There is some glitz, there is some cheese, Zeus says no to their forbidden love, something, something, big musical finish.
So imagine how I was feeling last week, sitting in a theater, soaked in cheese, while wondering what my next project might be, and how I am going to shape my next work of art, to be confronted by this childhood image that obviously set so many of my expectations. It was cool. And weird. And it reminded me that inspiration is where you find it. Keep your eyes open and it grows where you least expect it.
This viewing lead to some conversations. Was Kira asking Sonny to abandon his dream, or find a new one, better suited to him? Was the development of his artistic craft a necessary step to meeting his true destiny? Or was she just some capricious God-Child using him to finish her assignment?

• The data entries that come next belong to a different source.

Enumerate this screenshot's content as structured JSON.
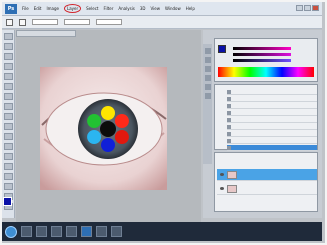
{
  "app": {
    "logo_text": "Ps"
  },
  "menubar": {
    "items": [
      "File",
      "Edit",
      "Image",
      "Layer",
      "Select",
      "Filter",
      "Analysis",
      "3D",
      "View",
      "Window",
      "Help"
    ],
    "circled_item_index": 3
  },
  "document": {
    "tab_label": ""
  },
  "colors": {
    "foreground": "#0a11a8",
    "selection": "#3b8ad8",
    "circle_annotation": "#d2232a"
  },
  "iris_dots": [
    {
      "color": "#ffe500"
    },
    {
      "color": "#ff2a1a"
    },
    {
      "color": "#e1180e"
    },
    {
      "color": "#1020d8"
    },
    {
      "color": "#2bb5f0"
    },
    {
      "color": "#22c232"
    }
  ],
  "history": {
    "rows": [
      "",
      "",
      "",
      "",
      "",
      "",
      "",
      "",
      ""
    ],
    "selected_index": 8
  },
  "layers": {
    "rows": [
      "",
      ""
    ],
    "selected_index": 0
  }
}
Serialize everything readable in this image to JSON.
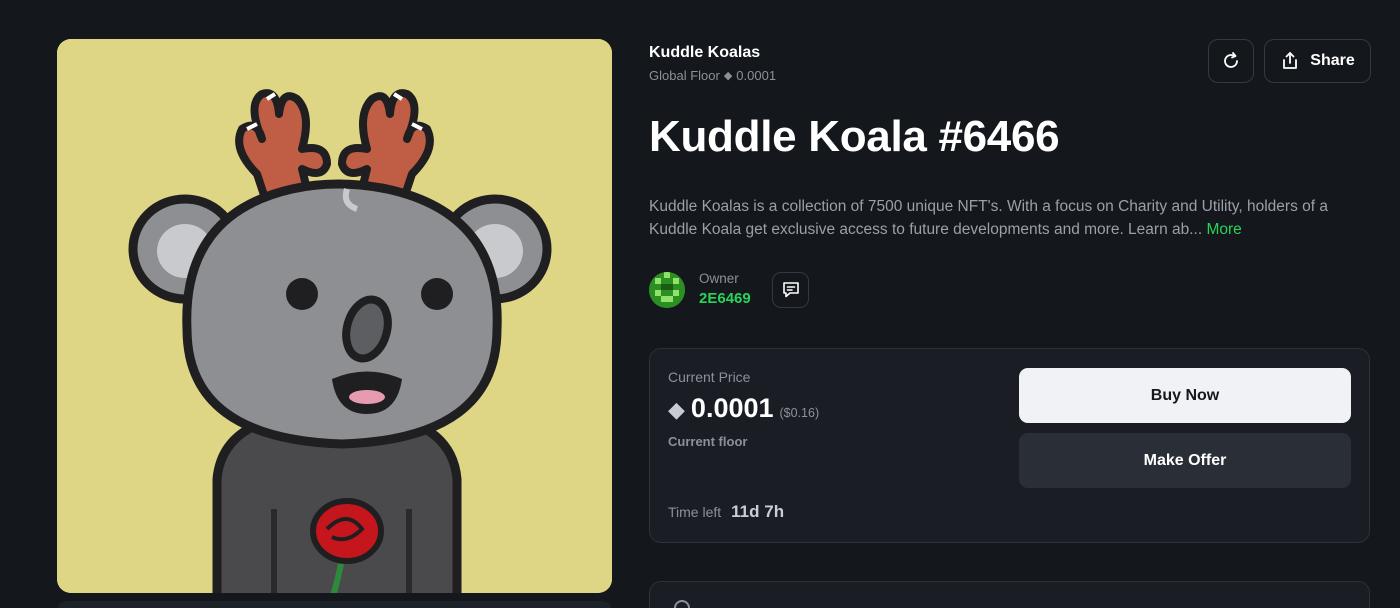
{
  "artwork": {
    "alt": "Kuddle Koala artwork",
    "background_color": "#dfd685"
  },
  "header": {
    "collection_name": "Kuddle Koalas",
    "floor_label": "Global Floor",
    "floor_value": "0.0001",
    "refresh_icon": "refresh-icon",
    "share_label": "Share",
    "share_icon": "share-icon"
  },
  "title": "Kuddle Koala #6466",
  "description": {
    "text": "Kuddle Koalas is a collection of 7500 unique NFT's. With a focus on Charity and Utility, holders of a Kuddle Koala get exclusive access to future developments and more. Learn ab...",
    "more_label": "More"
  },
  "owner": {
    "label": "Owner",
    "name": "2E6469",
    "message_icon": "message-icon"
  },
  "price_card": {
    "current_price_label": "Current Price",
    "price": "0.0001",
    "usd": "($0.16)",
    "floor_label": "Current floor",
    "time_left_label": "Time left",
    "time_left_value": "11d 7h",
    "buy_label": "Buy Now",
    "offer_label": "Make Offer"
  },
  "colors": {
    "background": "#14171c",
    "card": "#1a1d23",
    "accent_green": "#29d35a",
    "muted_text": "#8b919b"
  }
}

These are deep questions we ask ourselves, when working out how we will exercise our creative genius. And often the skills we develop in one area can lead us in another, unexpected direction. In the end, I can only suggest that excellence is a habit, so bring your best to what you do…and cut yourself a little slack.
Speaking of creative genius, if you factor in my assumptions about the gratuitous illicit substances that must have been employed in drafting this film, and getting it green-lighted by a studio, I can say that it perfectly captures the formula for ekstasis described by Aleister Crowley in Energized Enthusiasm.
Which, like this post, sort of wanders off into the weeds, and finds something cool where you least expected it.
In future posts, I will talk about some other tricks for enticing inspiration back, when it sneaks away in the night. For now, what inspires you?